ANNAPOLIS — Maryland’s highest court adopted a rule Tuesday to establish a process to allow prosecutors to move to vacate convictions they feel they can no longer stand behind.
The Court of Appeals, with only six members present due to a vacancy, approved new Rule 4-333 unanimously without questions or discussion. The rule implements a law passed this year that was driven largely by Baltimore City State’s Attorney Marilyn J. Mosby, who seeks to be able to erase convictions for hundreds of individuals whose cases relied on testimony from corrupt members of the Baltimore Police Department’s now-disbanded Gun Trace Task Force.
Deputy State’s Attorney Janice Bledsoe told the Court of Appeals Standing Committee on Rules of Practice and Procedure in September that the office had identified at least 790 convictions it believed should be vacated because they significantly involved GTTF members. Those motions have already been filed, pursuant to the new law, while the adoption of a formal rule governing such actions was pending.

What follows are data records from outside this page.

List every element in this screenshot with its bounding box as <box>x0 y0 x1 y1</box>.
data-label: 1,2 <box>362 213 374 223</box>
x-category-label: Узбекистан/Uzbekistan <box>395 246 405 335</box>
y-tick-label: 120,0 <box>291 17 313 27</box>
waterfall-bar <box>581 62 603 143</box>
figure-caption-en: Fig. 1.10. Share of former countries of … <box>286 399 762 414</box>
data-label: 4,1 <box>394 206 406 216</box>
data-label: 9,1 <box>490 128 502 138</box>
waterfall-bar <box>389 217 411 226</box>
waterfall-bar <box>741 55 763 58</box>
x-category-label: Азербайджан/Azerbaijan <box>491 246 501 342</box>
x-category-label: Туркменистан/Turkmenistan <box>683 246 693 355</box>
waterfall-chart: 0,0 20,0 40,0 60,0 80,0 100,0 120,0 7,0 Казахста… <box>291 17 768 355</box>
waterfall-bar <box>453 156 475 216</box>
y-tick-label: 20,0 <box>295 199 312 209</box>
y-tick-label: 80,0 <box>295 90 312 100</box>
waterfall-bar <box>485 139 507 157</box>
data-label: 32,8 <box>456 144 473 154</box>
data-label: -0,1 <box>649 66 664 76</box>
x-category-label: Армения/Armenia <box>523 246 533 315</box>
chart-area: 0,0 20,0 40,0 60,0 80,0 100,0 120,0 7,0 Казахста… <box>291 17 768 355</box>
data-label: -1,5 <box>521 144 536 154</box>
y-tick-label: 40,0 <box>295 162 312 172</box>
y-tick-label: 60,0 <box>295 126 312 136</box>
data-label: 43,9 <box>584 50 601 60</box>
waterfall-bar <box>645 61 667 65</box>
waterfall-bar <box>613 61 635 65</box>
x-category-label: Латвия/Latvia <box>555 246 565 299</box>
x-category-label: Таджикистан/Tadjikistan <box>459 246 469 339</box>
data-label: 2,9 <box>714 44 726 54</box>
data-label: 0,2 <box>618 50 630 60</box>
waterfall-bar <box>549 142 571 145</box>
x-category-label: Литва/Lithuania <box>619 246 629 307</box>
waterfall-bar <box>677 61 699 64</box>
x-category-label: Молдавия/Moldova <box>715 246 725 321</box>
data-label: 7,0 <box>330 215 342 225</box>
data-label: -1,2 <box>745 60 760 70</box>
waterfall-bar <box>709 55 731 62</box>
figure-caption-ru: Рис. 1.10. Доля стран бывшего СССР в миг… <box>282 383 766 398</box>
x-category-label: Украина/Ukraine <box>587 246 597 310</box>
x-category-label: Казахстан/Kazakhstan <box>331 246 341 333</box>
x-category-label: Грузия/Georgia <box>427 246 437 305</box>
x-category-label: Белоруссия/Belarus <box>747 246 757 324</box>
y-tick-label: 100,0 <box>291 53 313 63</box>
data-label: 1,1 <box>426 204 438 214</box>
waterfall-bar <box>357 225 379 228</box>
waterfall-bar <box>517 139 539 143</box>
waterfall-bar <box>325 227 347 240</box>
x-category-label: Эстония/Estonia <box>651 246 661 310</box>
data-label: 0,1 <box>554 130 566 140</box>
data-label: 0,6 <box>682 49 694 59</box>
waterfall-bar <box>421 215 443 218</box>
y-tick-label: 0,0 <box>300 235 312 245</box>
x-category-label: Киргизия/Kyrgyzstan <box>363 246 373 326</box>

The Baltimore City State’s Attorney’s Office has been reviewing cases involving the officers since their federal indictments in 2017 and began filing motions last year attempting to reopen cases in which defendants were not eligible for traditional post-conviction relief.
When some judges denied joint motions by the state and defense to vacate convictions — often because the judges said they did not believe the law allowed for the relief requested — Mosby turned to the General Assembly to ask that a mechanism be created to handle such situations.
The legislature passed House Bill 874, sponsored by Del. Erek Barron, D-Prince George’s, earlier this year, which allows a prosecutor to move to vacate a conviction if newly discovered evidence makes it likely the outcome of the trial would have been different or if new information calls the integrity of the conviction into question.
The new rule attempts to fill in gaps in the statute, retired Court of Appeals Judge Alan M. Wilner, who chairs the Rules Committee, said Tuesday. The rule defines prosecutor as the local state’s attorney, attorney general or state prosecutor who prosecuted the case and stipulates that the moving prosecutor can seek to vacate all or part of the charges associated with a case.
The law requires the defendant be given notice when a motion is filed, but the Rules Committee acknowledged there may be situations where the defendant cannot be located, Wilner said.
“The easiest solution would be not to file the petition until they’ve got the defendant,” Wilner said, noting nevertheless that some prosecutors want to be able to vacate a conviction because it’s “what the state should do” and as a matter of justice, even if the defendant can’t be notified.
The committee decided to allow an action to be filed without locating the defendant so long as the prosecutor shows attempts were made and, if the motion is denied, it is without prejudice so it can be filed again if the defendant is found.
The prosecutor has 30 days after a conviction is vacated to either dismiss or take other appropriate action in a case, but Wilner said it was unclear what the impact of a vacated count or entire case would have on restitution orders and court costs paid by the defendant. The committee opted to remain silent on the issue of whether those payments can be recouped.